How Biomarker Testing Works

Biomarkers are detected through two main approaches: tissue biopsy and liquid biopsy. Each has distinct strengths.

Tissue biopsy involves taking a physical sample of the tumor, usually through a needle or during surgery. This remains the gold standard for many biomarker tests because it allows direct examination of tumor cells, including their structure, protein expression, and genetic mutations. The limitations are practical. The sample comes from one spot in the tumor, and cancers are often heterogeneous, meaning different areas can have different molecular profiles. There are also small risks of pain, bleeding, and in rare cases, tumor cells spreading along the needle track.

Liquid biopsy analyzes tumor-derived material circulating in the blood, including fragments of tumor DNA, whole tumor cells, and tiny cellular packages called extracellular vesicles. The advantage is that a simple blood draw can capture genetic information from multiple tumor sites at once, providing a broader picture of the cancer’s molecular landscape. Liquid biopsies can also be repeated easily, allowing doctors to track how a tumor evolves over time and detect emerging drug resistance early. The main limitation is sensitivity: early-stage tumors shed very little DNA into the bloodstream, making them harder to detect than advanced cancers.

Multi-Cancer Early Detection Tests

A new generation of blood-based tests aims to screen for dozens of cancer types simultaneously by analyzing combinations of biomarkers. These multi-cancer early detection (MCED) tests look for DNA mutations, abnormal DNA methylation patterns, fragmented DNA, and cancer-associated proteins in a single blood sample, then use machine learning algorithms to determine whether cancer is present and where in the body it likely originated.

One FDA-approved MCED test combines genomic mutations, methylation patterns, and DNA fragmentation for early colorectal cancer detection. Another, which has received FDA breakthrough device designation, analyzes eight cancer-associated proteins and 16 gene mutations at once. Large trials have reported sensitivity ranging from 50 to 95% and specificity between 89 and 99%, depending on the cancer type and stage. A major randomized trial in the UK involving 140,000 participants is evaluating whether one of these tests can shift cancer diagnoses to earlier stages, with final results expected in 2026.

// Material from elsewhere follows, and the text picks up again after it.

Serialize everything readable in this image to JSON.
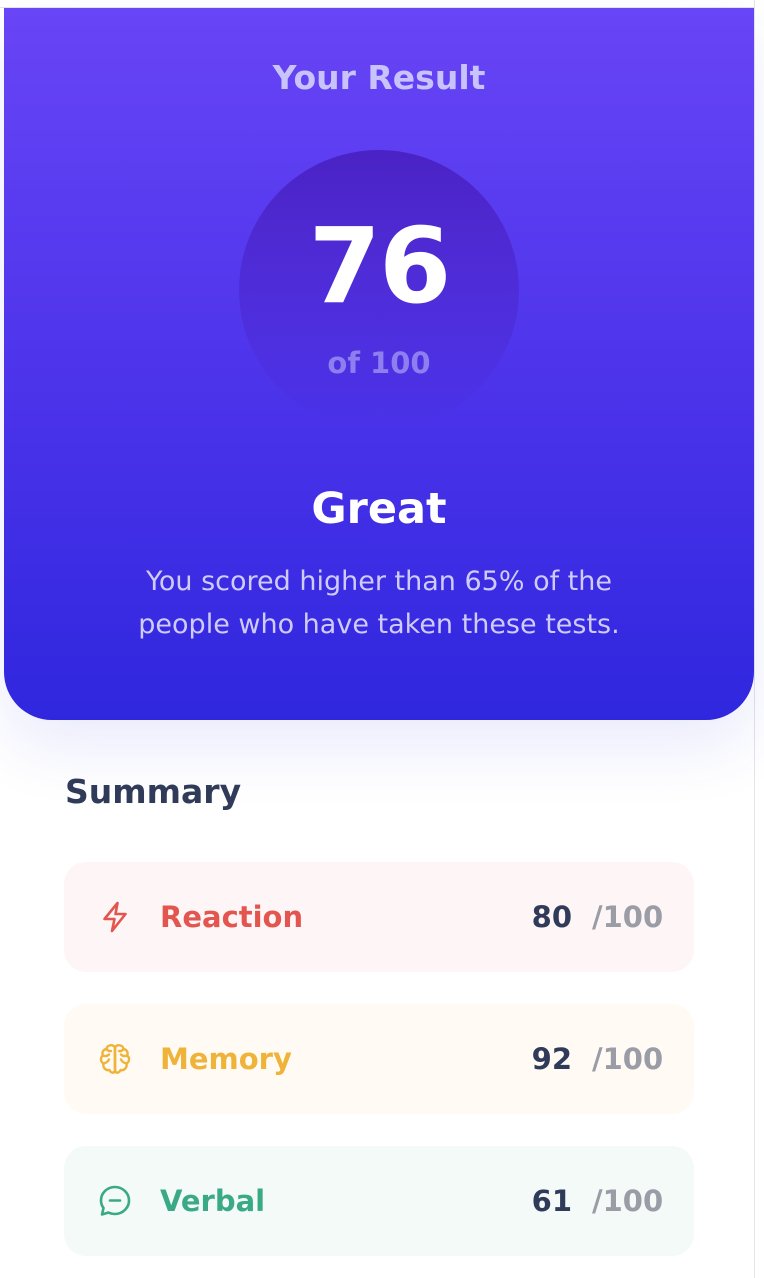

These tests combine multiple biomarker types because no single marker is reliable enough on its own. By layering DNA, protein, and methylation data together, MCED tests have reached sensitivities of 85 to 87% with specificity above 99% in some studies. Challenges remain around cost, accessibility, and the psychological impact of false positives, but the field is moving quickly toward integrating these tools into routine screening for high-risk populations.